The government watchdog for the IRS has found 30,000 emails relevant to the congressional inquiry into IRS targeting of conservative groups, according to the Wall Street Journal. The emails were either to or from Lois Lerner, who was in charge of the IRS division that processed applications for tax exempt status.

In congressional hearings Lois Lerner had to plead the fifth, refusing to testify based on her right to avoid self-incrimination, although she claimed to have done nothing wrong or illegal. She later resigned from the IRS, but the investigation over targeting conservative groups has been ongoing.

The Treasury Inspector General for Tax Administration, the government organization that audits the IRS, have now told Congress that they have recovered 30,000 emails off of Lerner’s computer. Originally, she claimed that the computer had crashed in 2011, and there was no way to get the emails back, but it turns out that may have been overly pessimistic.

The investigators claim that the emails could be relevant to the investigation, though they have not specified anything further.

According to CNBC, a spokeswoman for the investigators refused to comment, saying that the investigation was still underway. A congressional aid said that it could take weeks for the emails to even be ready to examine. Investigators will have to decrypt the emails and remove sensitive tax payer information.

Once the emails are ready, they might provide the piece of evidence Congressional Republicans have been looking for: proof of a political motive.

A report that came out in May of 2013 said that the IRS handling of certain groups was needlessly burdensome. Some liberal groups were given similar treatment, but Congressional Republicans claim that conservative groups got the worst of it.

The IRS has admitted that the tax exempt status application processing for some groups was handled inappropriately, but there has been no evidence that anyone outside the IRS was involved.

As previously reported by the Inquisitr, the IRS targeted conservative groups promoting more stringent voter ID laws, an issue the Justice Department has been particularly active in fighting. One group in particular, the Texas-based True the Vote, lost a lawsuit against the IRS for its burdensome handling of their tax-exempt status application. The judge in the case ruled that since the IRS has already corrected the problem, there was nothing the court could do.

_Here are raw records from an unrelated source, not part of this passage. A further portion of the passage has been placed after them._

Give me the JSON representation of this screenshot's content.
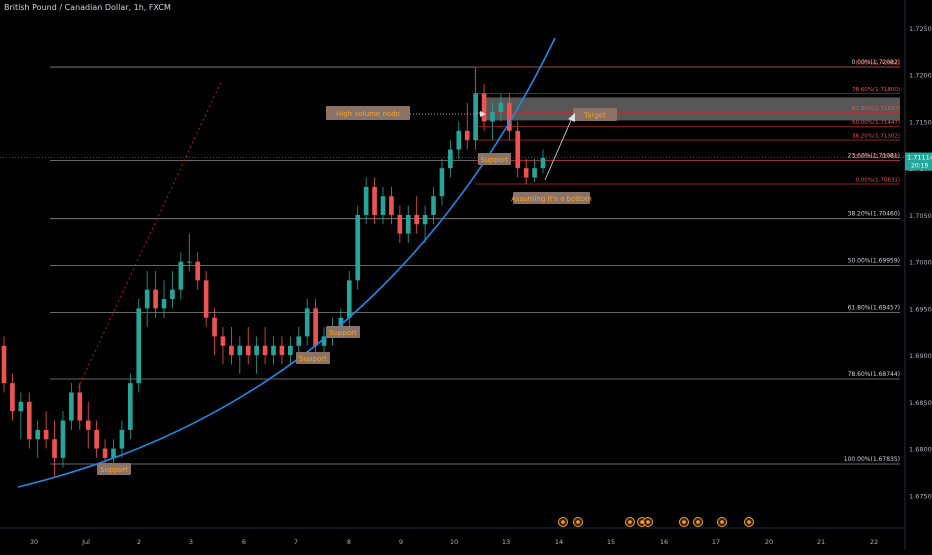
{
  "header": {
    "title": "British Pound / Canadian Dollar, 1h, FXCM"
  },
  "price_tag": {
    "value": "1.71114",
    "countdown": "20:19"
  },
  "colors": {
    "up": "#26a69a",
    "down": "#ef5350",
    "curve": "#1e88e5",
    "grid": "#707070",
    "fib_short": "#c62828",
    "label_bg": "#8b7266",
    "label_text": "#f5a623",
    "current": "#26a69a"
  },
  "chart_data": {
    "type": "candlestick",
    "title": "British Pound / Canadian Dollar, 1h, FXCM",
    "xlabel": "",
    "ylabel": "",
    "ylim": [
      1.6715,
      1.7265
    ],
    "y_ticks": [
      "1.67500",
      "1.68000",
      "1.68500",
      "1.69000",
      "1.69500",
      "1.70000",
      "1.70500",
      "1.71000",
      "1.71500",
      "1.72000",
      "1.72500"
    ],
    "x_ticks": [
      "30",
      "Jul",
      "2",
      "3",
      "6",
      "7",
      "8",
      "9",
      "10",
      "13",
      "14",
      "15",
      "16",
      "17",
      "20",
      "21",
      "22"
    ],
    "fib_long": [
      {
        "level": "0.0%",
        "price": 1.72082,
        "label": "0.00%(1.72082)"
      },
      {
        "level": "23.6%",
        "price": 1.71081,
        "label": "23.60%(1.71081)"
      },
      {
        "level": "38.2%",
        "price": 1.7046,
        "label": "38.20%(1.70460)"
      },
      {
        "level": "50.0%",
        "price": 1.69959,
        "label": "50.00%(1.69959)"
      },
      {
        "level": "61.8%",
        "price": 1.69457,
        "label": "61.80%(1.69457)"
      },
      {
        "level": "78.6%",
        "price": 1.68744,
        "label": "78.60%(1.68744)"
      },
      {
        "level": "100.0%",
        "price": 1.67835,
        "label": "100.00%(1.67835)"
      }
    ],
    "fib_short": [
      {
        "level": "0.0%",
        "price": 1.72082,
        "label": "0.00%(1.72082)"
      },
      {
        "level": "78.6%",
        "price": 1.718,
        "label": "78.60%(1.71800)"
      },
      {
        "level": "61.8%",
        "price": 1.71597,
        "label": "61.80%(1.71597)"
      },
      {
        "level": "50.0%",
        "price": 1.71447,
        "label": "50.00%(1.71447)"
      },
      {
        "level": "38.2%",
        "price": 1.71302,
        "label": "38.20%(1.71302)"
      },
      {
        "level": "23.6%",
        "price": 1.7108,
        "label": "23.60%(1.71080)"
      },
      {
        "level": "0.0%",
        "price": 1.70831,
        "label": "0.00%(1.70831)"
      }
    ],
    "annotations": [
      {
        "text": "High volume node",
        "kind": "label"
      },
      {
        "text": "Target",
        "kind": "label"
      },
      {
        "text": "Support",
        "kind": "label"
      },
      {
        "text": "Assuming it's a bottom",
        "kind": "label"
      },
      {
        "text": "Support",
        "kind": "label"
      },
      {
        "text": "Support",
        "kind": "label"
      },
      {
        "text": "Support",
        "kind": "label"
      }
    ],
    "current_price": 1.71114,
    "candles": [
      [
        0.0,
        1.691,
        1.692,
        1.686,
        1.687
      ],
      [
        1.0,
        1.687,
        1.688,
        1.683,
        1.684
      ],
      [
        2.0,
        1.684,
        1.686,
        1.681,
        1.685
      ],
      [
        3.0,
        1.685,
        1.686,
        1.68,
        1.681
      ],
      [
        4.0,
        1.681,
        1.683,
        1.679,
        1.682
      ],
      [
        5.0,
        1.682,
        1.684,
        1.68,
        1.681
      ],
      [
        6.0,
        1.681,
        1.683,
        1.677,
        1.679
      ],
      [
        7.0,
        1.679,
        1.684,
        1.678,
        1.683
      ],
      [
        8.0,
        1.683,
        1.687,
        1.682,
        1.686
      ],
      [
        9.0,
        1.686,
        1.687,
        1.682,
        1.683
      ],
      [
        10.0,
        1.683,
        1.685,
        1.68,
        1.682
      ],
      [
        11.0,
        1.682,
        1.683,
        1.679,
        1.68
      ],
      [
        12.0,
        1.68,
        1.681,
        1.678,
        1.679
      ],
      [
        13.0,
        1.679,
        1.681,
        1.678,
        1.68
      ],
      [
        14.0,
        1.68,
        1.683,
        1.679,
        1.682
      ],
      [
        15.0,
        1.682,
        1.688,
        1.681,
        1.687
      ],
      [
        16.0,
        1.687,
        1.696,
        1.686,
        1.695
      ],
      [
        17.0,
        1.695,
        1.699,
        1.693,
        1.697
      ],
      [
        18.0,
        1.697,
        1.699,
        1.694,
        1.695
      ],
      [
        19.0,
        1.695,
        1.698,
        1.694,
        1.696
      ],
      [
        20.0,
        1.696,
        1.699,
        1.695,
        1.697
      ],
      [
        21.0,
        1.697,
        1.701,
        1.696,
        1.7
      ],
      [
        22.0,
        1.7,
        1.703,
        1.699,
        1.7
      ],
      [
        23.0,
        1.7,
        1.701,
        1.697,
        1.698
      ],
      [
        24.0,
        1.698,
        1.699,
        1.693,
        1.694
      ],
      [
        25.0,
        1.694,
        1.695,
        1.69,
        1.692
      ],
      [
        26.0,
        1.692,
        1.693,
        1.689,
        1.691
      ],
      [
        27.0,
        1.691,
        1.693,
        1.689,
        1.69
      ],
      [
        28.0,
        1.69,
        1.692,
        1.688,
        1.691
      ],
      [
        29.0,
        1.691,
        1.693,
        1.689,
        1.69
      ],
      [
        30.0,
        1.69,
        1.692,
        1.688,
        1.691
      ],
      [
        31.0,
        1.691,
        1.693,
        1.689,
        1.69
      ],
      [
        32.0,
        1.69,
        1.692,
        1.689,
        1.691
      ],
      [
        33.0,
        1.691,
        1.692,
        1.689,
        1.69
      ],
      [
        34.0,
        1.69,
        1.692,
        1.689,
        1.691
      ],
      [
        35.0,
        1.691,
        1.693,
        1.69,
        1.692
      ],
      [
        36.0,
        1.692,
        1.696,
        1.691,
        1.695
      ],
      [
        37.0,
        1.695,
        1.696,
        1.69,
        1.691
      ],
      [
        38.0,
        1.691,
        1.693,
        1.69,
        1.692
      ],
      [
        39.0,
        1.692,
        1.694,
        1.691,
        1.693
      ],
      [
        40.0,
        1.693,
        1.695,
        1.692,
        1.694
      ],
      [
        41.0,
        1.694,
        1.699,
        1.693,
        1.698
      ],
      [
        42.0,
        1.698,
        1.706,
        1.697,
        1.705
      ],
      [
        43.0,
        1.705,
        1.709,
        1.704,
        1.708
      ],
      [
        44.0,
        1.708,
        1.709,
        1.704,
        1.705
      ],
      [
        45.0,
        1.705,
        1.708,
        1.704,
        1.707
      ],
      [
        46.0,
        1.707,
        1.708,
        1.704,
        1.705
      ],
      [
        47.0,
        1.705,
        1.706,
        1.702,
        1.703
      ],
      [
        48.0,
        1.703,
        1.706,
        1.702,
        1.705
      ],
      [
        49.0,
        1.705,
        1.707,
        1.703,
        1.704
      ],
      [
        50.0,
        1.704,
        1.706,
        1.702,
        1.705
      ],
      [
        51.0,
        1.705,
        1.708,
        1.704,
        1.707
      ],
      [
        52.0,
        1.707,
        1.711,
        1.706,
        1.71
      ],
      [
        53.0,
        1.71,
        1.713,
        1.709,
        1.712
      ],
      [
        54.0,
        1.712,
        1.715,
        1.711,
        1.714
      ],
      [
        55.0,
        1.714,
        1.717,
        1.712,
        1.713
      ],
      [
        56.0,
        1.713,
        1.7208,
        1.712,
        1.718
      ],
      [
        57.0,
        1.718,
        1.719,
        1.714,
        1.715
      ],
      [
        58.0,
        1.715,
        1.717,
        1.713,
        1.716
      ],
      [
        59.0,
        1.716,
        1.718,
        1.715,
        1.717
      ],
      [
        60.0,
        1.717,
        1.718,
        1.713,
        1.714
      ],
      [
        61.0,
        1.714,
        1.715,
        1.709,
        1.71
      ],
      [
        62.0,
        1.71,
        1.711,
        1.7083,
        1.709
      ],
      [
        63.0,
        1.709,
        1.711,
        1.7085,
        1.71
      ],
      [
        64.0,
        1.71,
        1.712,
        1.7095,
        1.7111
      ]
    ]
  }
}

The case also revealed that the IRS suspected the group of political campaigning, which is illegal for the purposes of their tax status because of anti-Democratic party rhetoric found on the group’s website. This means that the IRS may not have had a political motive, but was inappropriately handling a potential fraud case.

In any case, the emails may soon bring new life to the IRS investigation, and make future lawsuits a little more interesting.